Silent Era – Photo Credit: Morgan Stickrod

Silent Era, one of the Oakland/San Francisco music scene’s most beloved current bands, are bowing their compelling and genre-busting new album Rotate the Mirror on September 15th via Nervous Intent Records. Big Takeover is thrilled to host the LP in its entirety before its official release.

Michelle Hill (vocals), Matt Badenhop (guitar), Booz Ullery (bass), and Greg Harvester (drums) play a distinct, high-energy take on moody, but melodic classic hardcore punk with occasional guitar elements that recall the new wave of British heavy metal and ominously dark post-punk aesthetics.

The band members share a musical lineage of playing in other groups before this one, including being part of Deskoncidos, The Slits, Sacred Shock, Brilliant Colors, Neon Piss, and The Grumpies. Since 2014 they have played up and down the West Coast, as well going on a six-week European tour in 2018.

In 2014 they released their debut collection of songs titled Tape and followed that up with a self-titled EP in 2016, and first album, O Horizon in 2017. Building strongly on their prior work, Silent Era unleash Rotate the Mirror, a full length that continues the outfit’s tradition of blending ‘80s-era Norwegian hardcore-inspired stories with soulful and emotive vocals.
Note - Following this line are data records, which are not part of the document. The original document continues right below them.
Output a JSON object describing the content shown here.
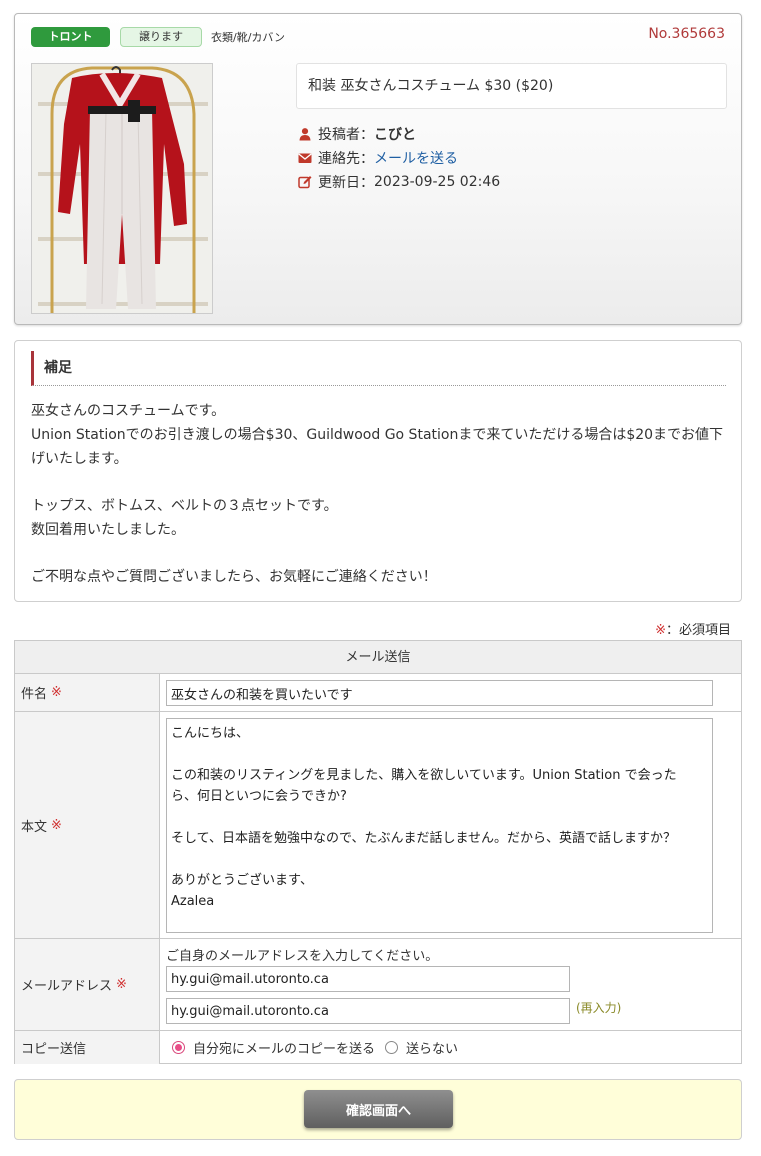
{
  "listing": {
    "city_tag": "トロント",
    "type_tag": "譲ります",
    "category": "衣類/靴/カバン",
    "number": "No.365663",
    "title": "和装 巫女さんコスチューム $30 ($20)",
    "poster_label": "投稿者：",
    "poster": "こびと",
    "contact_label": "連絡先：",
    "contact_link": "メールを送る",
    "updated_label": "更新日：",
    "updated": "2023-09-25 02:46",
    "icons": {
      "poster": "user-icon",
      "contact": "envelope-icon",
      "updated": "edit-icon"
    },
    "colors": {
      "city_tag": "#2f9a3d",
      "number": "#b03a3a",
      "icon": "#c0392b"
    }
  },
  "notes": {
    "heading": "補足",
    "lines": [
      "巫女さんのコスチュームです。",
      "Union Stationでのお引き渡しの場合$30、Guildwood Go Stationまで来ていただける場合は$20までお値下",
      "げいたします。",
      "トップス、ボトムス、ベルトの３点セットです。",
      "数回着用いたしました。",
      "ご不明な点やご質問ございましたら、お気軽にご連絡ください！"
    ]
  },
  "form": {
    "required_mark": "※",
    "required_text": "：必須項目",
    "heading": "メール送信",
    "subject_label": "件名",
    "subject_value": "巫女さんの和装を買いたいです",
    "body_label": "本文",
    "body_value": "こんにちは、\n\nこの和装のリスティングを見ました、購入を欲しいています。Union Station で会った\nら、何日といつに会うできか?\n\nそして、日本語を勉強中なので、たぶんまだ話しません。だから、英語で話しますか？\n\nありがとうございます、\nAzalea",
    "email_label": "メールアドレス",
    "email_hint": "ご自身のメールアドレスを入力してください。",
    "email_value": "hy.gui@mail.utoronto.ca",
    "email_confirm_value": "hy.gui@mail.utoronto.ca",
    "email_reenter": "(再入力)",
    "copy_label": "コピー送信",
    "copy_options": [
      "自分宛にメールのコピーを送る",
      "送らない"
    ],
    "copy_selected": "自分宛にメールのコピーを送る"
  },
  "submit_label": "確認画面へ"
}
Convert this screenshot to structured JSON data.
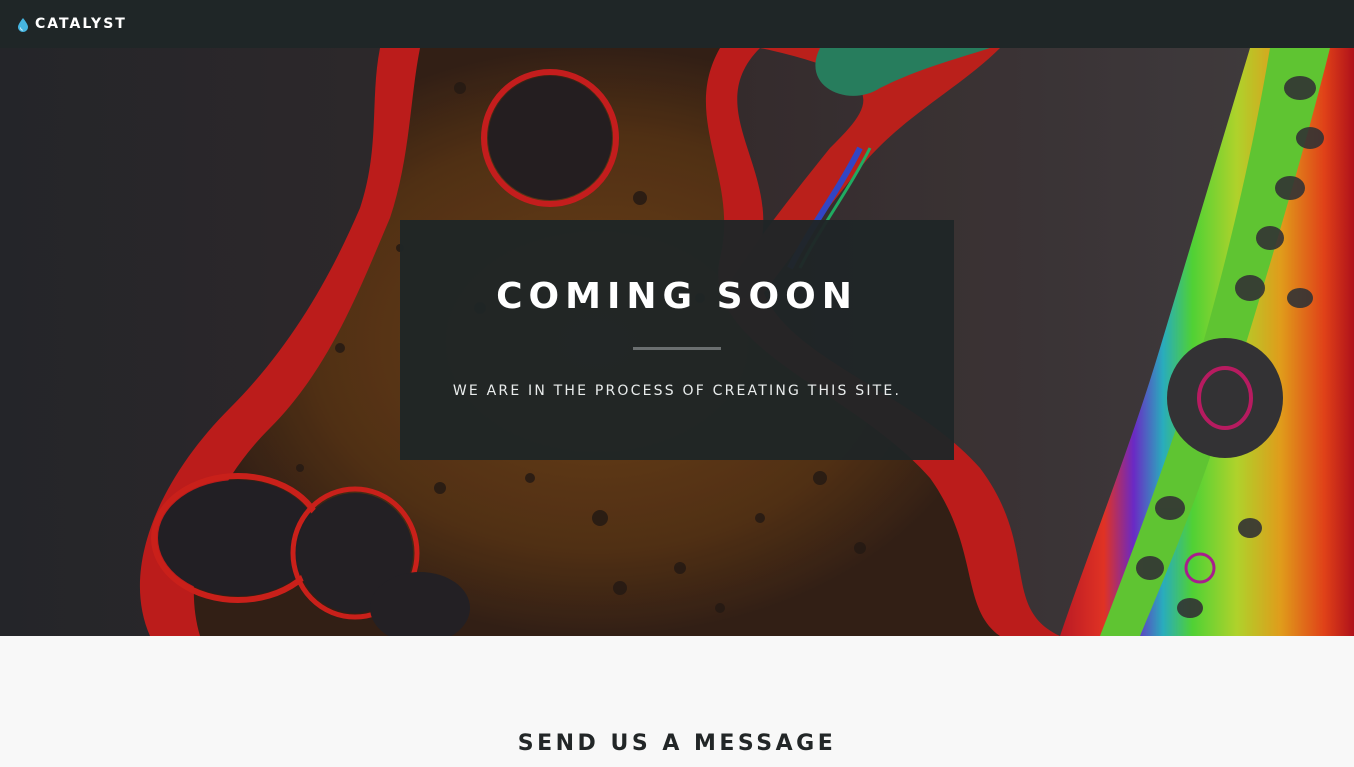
{
  "nav": {
    "brand": "CATALYST",
    "brand_icon": "water-drop-icon"
  },
  "hero": {
    "title": "COMING SOON",
    "subtitle": "WE ARE IN THE PROCESS OF CREATING THIS SITE."
  },
  "contact": {
    "title": "SEND US A MESSAGE"
  },
  "colors": {
    "nav_background": "#1f2627",
    "card_background": "#1f2526",
    "accent_drop": "#46b5e0",
    "section_background": "#f8f8f8"
  }
}
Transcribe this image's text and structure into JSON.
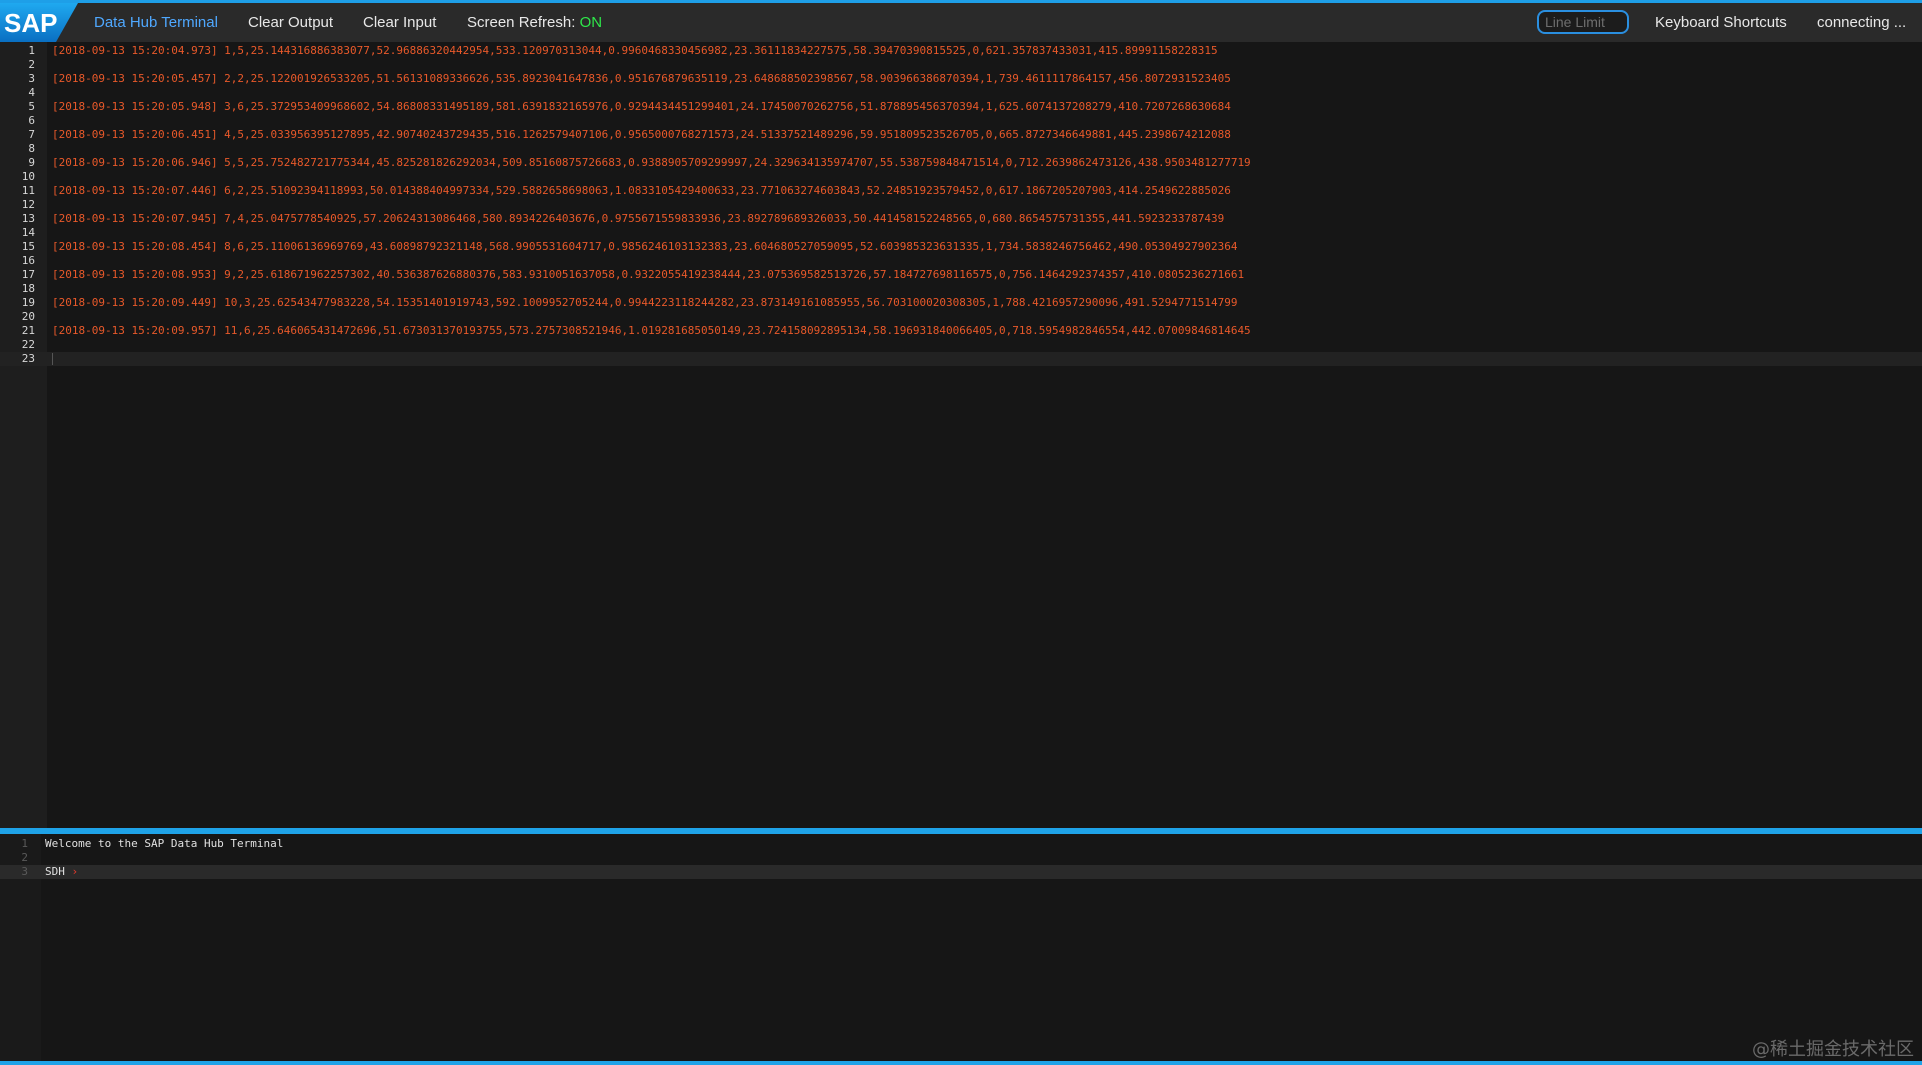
{
  "header": {
    "logo_text": "SAP",
    "nav": {
      "terminal": "Data Hub Terminal",
      "clear_output": "Clear Output",
      "clear_input": "Clear Input",
      "screen_refresh_label": "Screen Refresh: ",
      "screen_refresh_state": "ON"
    },
    "line_limit_placeholder": "Line Limit",
    "keyboard_shortcuts": "Keyboard Shortcuts",
    "status": "connecting ..."
  },
  "output": {
    "line_numbers": [
      "1",
      "2",
      "3",
      "4",
      "5",
      "6",
      "7",
      "8",
      "9",
      "10",
      "11",
      "12",
      "13",
      "14",
      "15",
      "16",
      "17",
      "18",
      "19",
      "20",
      "21",
      "22",
      "23"
    ],
    "lines": [
      "[2018-09-13 15:20:04.973] 1,5,25.144316886383077,52.96886320442954,533.120970313044,0.9960468330456982,23.36111834227575,58.39470390815525,0,621.357837433031,415.89991158228315",
      "",
      "[2018-09-13 15:20:05.457] 2,2,25.122001926533205,51.56131089336626,535.8923041647836,0.951676879635119,23.648688502398567,58.903966386870394,1,739.4611117864157,456.8072931523405",
      "",
      "[2018-09-13 15:20:05.948] 3,6,25.372953409968602,54.86808331495189,581.6391832165976,0.9294434451299401,24.17450070262756,51.878895456370394,1,625.6074137208279,410.7207268630684",
      "",
      "[2018-09-13 15:20:06.451] 4,5,25.033956395127895,42.90740243729435,516.1262579407106,0.9565000768271573,24.51337521489296,59.951809523526705,0,665.8727346649881,445.2398674212088",
      "",
      "[2018-09-13 15:20:06.946] 5,5,25.752482721775344,45.825281826292034,509.85160875726683,0.9388905709299997,24.329634135974707,55.538759848471514,0,712.2639862473126,438.9503481277719",
      "",
      "[2018-09-13 15:20:07.446] 6,2,25.51092394118993,50.014388404997334,529.5882658698063,1.0833105429400633,23.771063274603843,52.24851923579452,0,617.1867205207903,414.2549622885026",
      "",
      "[2018-09-13 15:20:07.945] 7,4,25.0475778540925,57.20624313086468,580.8934226403676,0.9755671559833936,23.892789689326033,50.441458152248565,0,680.8654575731355,441.5923233787439",
      "",
      "[2018-09-13 15:20:08.454] 8,6,25.11006136969769,43.60898792321148,568.9905531604717,0.9856246103132383,23.604680527059095,52.603985323631335,1,734.5838246756462,490.05304927902364",
      "",
      "[2018-09-13 15:20:08.953] 9,2,25.618671962257302,40.536387626880376,583.9310051637058,0.9322055419238444,23.075369582513726,57.184727698116575,0,756.1464292374357,410.0805236271661",
      "",
      "[2018-09-13 15:20:09.449] 10,3,25.62543477983228,54.15351401919743,592.1009952705244,0.9944223118244282,23.873149161085955,56.703100020308305,1,788.4216957290096,491.5294771514799",
      "",
      "[2018-09-13 15:20:09.957] 11,6,25.646065431472696,51.673031370193755,573.2757308521946,1.019281685050149,23.724158092895134,58.196931840066405,0,718.5954982846554,442.07009846814645",
      "",
      ""
    ]
  },
  "input": {
    "line_numbers": [
      "1",
      "2",
      "3"
    ],
    "welcome": "Welcome to the SAP Data Hub Terminal",
    "prompt_label": "SDH ",
    "prompt_arrow": "›"
  },
  "watermark": "@稀土掘金技术社区"
}
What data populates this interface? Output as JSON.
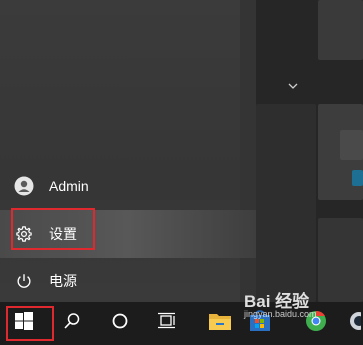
{
  "start_menu": {
    "items": [
      {
        "label": "Admin",
        "icon": "user-icon"
      },
      {
        "label": "设置",
        "icon": "gear-icon"
      },
      {
        "label": "电源",
        "icon": "power-icon"
      }
    ],
    "expand_icon": "chevron-down-icon"
  },
  "taskbar": {
    "buttons": [
      {
        "icon": "windows-logo-icon"
      },
      {
        "icon": "search-icon"
      },
      {
        "icon": "cortana-icon"
      },
      {
        "icon": "task-view-icon"
      },
      {
        "icon": "file-explorer-icon"
      },
      {
        "icon": "store-icon"
      },
      {
        "icon": "chrome-icon"
      },
      {
        "icon": "app-icon"
      }
    ]
  },
  "watermark": {
    "brand": "Bai 经验",
    "url": "jingyan.baidu.com"
  },
  "colors": {
    "highlight": "#e0282f",
    "taskbar": "#1c1c1c",
    "panel": "#343434"
  }
}
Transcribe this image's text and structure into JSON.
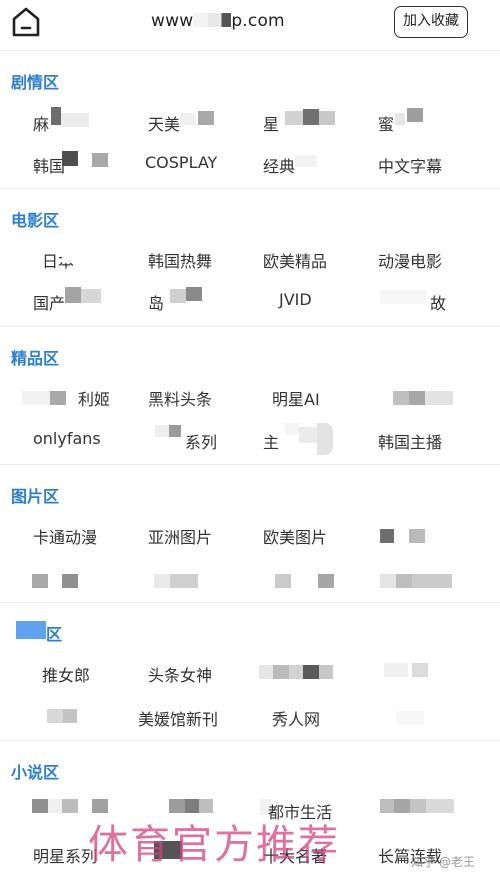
{
  "header": {
    "url_prefix": "www",
    "url_suffix": "p.com",
    "bookmark_label": "加入收藏"
  },
  "sections": [
    {
      "title": "剧情区",
      "items": [
        "麻",
        "天美",
        "星",
        "蜜",
        "韩国",
        "COSPLAY",
        "经典",
        "中文字幕"
      ]
    },
    {
      "title": "电影区",
      "items": [
        "日本",
        "韩国热舞",
        "欧美精品",
        "动漫电影",
        "国产",
        "岛",
        "JVID",
        "故"
      ]
    },
    {
      "title": "精品区",
      "items": [
        "利姬",
        "黑料头条",
        "明星AI",
        "onlyfans",
        "系列",
        "主",
        "韩国主播"
      ]
    },
    {
      "title": "图片区",
      "items": [
        "卡通动漫",
        "亚洲图片",
        "欧美图片"
      ]
    },
    {
      "title": "区",
      "items": [
        "推女郎",
        "头条女神",
        "美媛馆新刊",
        "秀人网"
      ]
    },
    {
      "title": "小说区",
      "items": [
        "都市生活",
        "明星系列",
        "十大名著",
        "长篇连载"
      ]
    }
  ],
  "watermark": "体育官方推荐",
  "credit": "知乎 @老王",
  "colors": {
    "section_title": "#2c7fd0",
    "watermark": "#d3427d",
    "text": "#333333"
  }
}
Silent Era don’t fit neatly into the hashtag subgenres of the DIY punk scene, but their variety of classic hardcore and punk influences both fit in and stand out on any bill or playlist. The band’s name originates from Hill (Brilliant Colors, The Slits) never having sung in a band until this one. She was always holding a guitar or bass, so the “silent” era ended for her upon becoming a frontperson – a role in which she excels, providing a powerful presence that has brought the band to a new level.

Silent Era’s perceptive lyrics address relevant social/political issues that range from mental health care, anti-racism, and building up grassroots communities to anti-war ideals, feminism, and standing up for oneself.

The band divulge, “One of the themes of this record is examining one’s own structures of creating personal safety that perhaps protected us in the past, but no longer serve us. Self-examination is vitally important in order to uncover and discard these fortifications. We must purge ourselves of these systems as well as (and in order to) do the same in society as a whole.”

The album’s title track, the first single out of the gate, was premiered at The Fire Note who say, “[It] starts with a loud hardcore punk guitar revving you up before the power chords of vocalist Michelle Hill takes over and sends this track into its top gear.”

Second single and LP opener “Heart Lay Down” was premiered at No Echo, who comment, “ a frenzied yet melodic burst of punk greatness that should whet you appetite for the rest of [the album].”

Thrasher “Say It Again” features fast-skeining guitar lines, bass line acrobatics, and hard-slammed drum strikes, and scintillating cymbal crash, all whipped up even further by smashed-together layers of Hill’s passionate exclamations.

Dark post-punker “Dirge for the Pacifist” laments the death knell of the pacifist and rise of the capitalist, roiling with angular guitar jags, a stabbing bass line, and pushing drum beat, while an extremely frustrated Hill, exasperatedly asks, “How long will this carry on?”

Chugging riffs lurch through the staccato start of hardcore number “Unserving Lie,” before zipping by in a hard-charging shark feeding-frenzy of zig-zagging sonics careening head-long into the void.

The pace gets even quicker on “Ecstatic Yes” as it zips by on a fleet bass line, sharply pointed guitar, and massively active drum pummeling. A gruff-sounding Hill modulates fervently over the sonic fray (including a lighting bolt slide of metal guitar), recalling Greg Graffian fronting old-school Bad Religion tracks.

Manically propulsive “The Hook” features Hill’s vocals a bit clear in the mix, are she surf’s over the instrumental fireworks, while album-ender “Future Dreams” speedily drives by with scrambling guitar lines and relevant lyrics about the state of our world. Hill emotes, “Humanity’s dying with silent screams”, but counters the negativity with a call-to-arms, “the revolution’s inside you.”